Os premiados quadrinhos de D’Salete estiveram desde sempre engajados em propor uma abordagem da cultura e das condições de vida dos afro-descendentes no Brasil, seja em grandes metrópoles contemporâneas ou no passado colonial.
Logicamente, sua publicação não se trata de mera ação afirmativa, mas sim de uma sólida visão artística de intensa e inteligentíssima problematização das difíceis questões envolvendo racismo, sociedade e poder. “Angola Janga” é sua obra-prima e chega para consolidar sua estética e olhar.
Teia de complexidades narrativas e temáticas
A teia é um dos signos ancestrais africanos (de origem ganense) utilizados pelo autor para mapear simbolicamente sua complexa narrativa que trilha a trajetória das últimas décadas de Palmares, um quilombo situado entre Pernambuco e Alagoas.
D’Salete não utiliza letreiros para narrar os entrelaçados plots que envolvem dezenas de personagens nas diversas investidas do governo contra o quilombo e suas lideranças. Tampouco é fácil compreender as relações dos inúmeros flashbacks e o vai e vem narrativo plasmado em ilustrações sólidas, minuciosamente detalhadas para acompanhar o sofisticado panorama político-social da época. “Angola Janga” só pode ser lida como uma obra de profunda imersão.
Sabendo disso, o autor “recheou” o livro com textos explicativos, mapas e ilustrações, fazendo da leitura igualmente um ato de pesquisa por parte do público. Isso não quer dizer que D’Salete facilita, mas expande a experiência de fruição da obra. Dentre seus diversos recursos para contar a história, incluem-se o zoom, a alternância de pontos de vista, a fuga à abstração e os respiros poéticos.

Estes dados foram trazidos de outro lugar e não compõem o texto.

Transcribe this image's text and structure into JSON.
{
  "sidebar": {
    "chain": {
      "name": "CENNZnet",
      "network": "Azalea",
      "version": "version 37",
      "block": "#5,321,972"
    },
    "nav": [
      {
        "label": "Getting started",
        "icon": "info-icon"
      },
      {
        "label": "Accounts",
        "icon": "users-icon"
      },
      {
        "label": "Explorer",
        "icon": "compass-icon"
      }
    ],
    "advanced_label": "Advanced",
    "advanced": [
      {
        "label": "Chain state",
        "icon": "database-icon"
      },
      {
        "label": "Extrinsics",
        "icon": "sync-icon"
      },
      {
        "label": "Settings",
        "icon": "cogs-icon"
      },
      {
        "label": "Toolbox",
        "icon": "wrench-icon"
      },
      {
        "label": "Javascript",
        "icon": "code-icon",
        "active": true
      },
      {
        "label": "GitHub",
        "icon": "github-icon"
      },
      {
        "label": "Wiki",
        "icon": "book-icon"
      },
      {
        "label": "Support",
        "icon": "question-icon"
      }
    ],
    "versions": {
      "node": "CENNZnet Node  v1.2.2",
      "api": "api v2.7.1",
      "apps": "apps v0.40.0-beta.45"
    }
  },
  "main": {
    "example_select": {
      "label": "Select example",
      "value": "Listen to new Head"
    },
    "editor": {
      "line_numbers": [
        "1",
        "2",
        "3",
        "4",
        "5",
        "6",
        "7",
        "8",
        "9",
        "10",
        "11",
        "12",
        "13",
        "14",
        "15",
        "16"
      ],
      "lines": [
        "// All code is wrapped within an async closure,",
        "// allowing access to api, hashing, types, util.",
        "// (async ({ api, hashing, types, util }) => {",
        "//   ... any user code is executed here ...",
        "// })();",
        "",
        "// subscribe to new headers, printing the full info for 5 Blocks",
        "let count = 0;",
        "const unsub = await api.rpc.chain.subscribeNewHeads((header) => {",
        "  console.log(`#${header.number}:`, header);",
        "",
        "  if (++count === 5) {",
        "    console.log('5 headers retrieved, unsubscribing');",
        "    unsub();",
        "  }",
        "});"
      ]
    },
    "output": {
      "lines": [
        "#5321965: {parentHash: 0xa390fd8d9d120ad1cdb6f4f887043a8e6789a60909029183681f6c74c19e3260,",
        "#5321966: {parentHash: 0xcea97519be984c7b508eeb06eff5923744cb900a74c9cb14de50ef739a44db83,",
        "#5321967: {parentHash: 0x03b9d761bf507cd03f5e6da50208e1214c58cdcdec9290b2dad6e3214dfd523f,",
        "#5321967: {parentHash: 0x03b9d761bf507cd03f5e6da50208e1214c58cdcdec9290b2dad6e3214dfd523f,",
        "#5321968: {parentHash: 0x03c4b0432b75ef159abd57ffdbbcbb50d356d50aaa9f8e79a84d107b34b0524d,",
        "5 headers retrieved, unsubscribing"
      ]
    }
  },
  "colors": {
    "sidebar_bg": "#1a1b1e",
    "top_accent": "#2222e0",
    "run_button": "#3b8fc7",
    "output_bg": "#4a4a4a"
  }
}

Porém, à parte o requintado acabamento e o delineamento artístico de “Angola Janga”, é a flagrante humanidade da obra que verdadeiramente comove. O protagonismo é de negros e negras em um sistema social horrível demais para ser traduzido em palavras. Os personagens são ricos em nuances e alma, nunca planos ou estereotipados.
Comove, por exemplo, o trágico papel do “mulato Soares”, braço-direito de Zumbi. Ou do líder anterior de Palmares, Ganga Zumba, vítima de uma guerra civil entre quilombos. Ou Zona, aspirante ao posto mais alto, e seu pacto com o governo de Pernambuco para assumir Angola Janga.
O papel dos brancos também é desenhado com sofisticação e ambiguidade, como ocorre no caso do menino Joaquim, que acaba se tornando palmarista. Mesmo os sanguinários bandeirantes possuem suas falhas trágicas, como narrado na história do monstruoso Domingos Jorge Velho.
A ligação direta da realidade colonial com nosso triste e segregado mundo atual, no entanto, reside mesmo na pequena sobrevivente Dara, figura feminina que acaba simbolizando, ao mesmo tempo, fertilidade, resistência e continuidade. Esperança, enfim.
“Angola Janga” possui inúmeros méritos artísticos. É a mais extensa publicação em quadrinhos já produzida no Brasil. Certamente figurará em posições altas nas listas de melhores de 2017. É uma obra grandiosa e meticulosa. Porém, nada disso se equipara à sua importância social. Esta é simplesmente incalculável.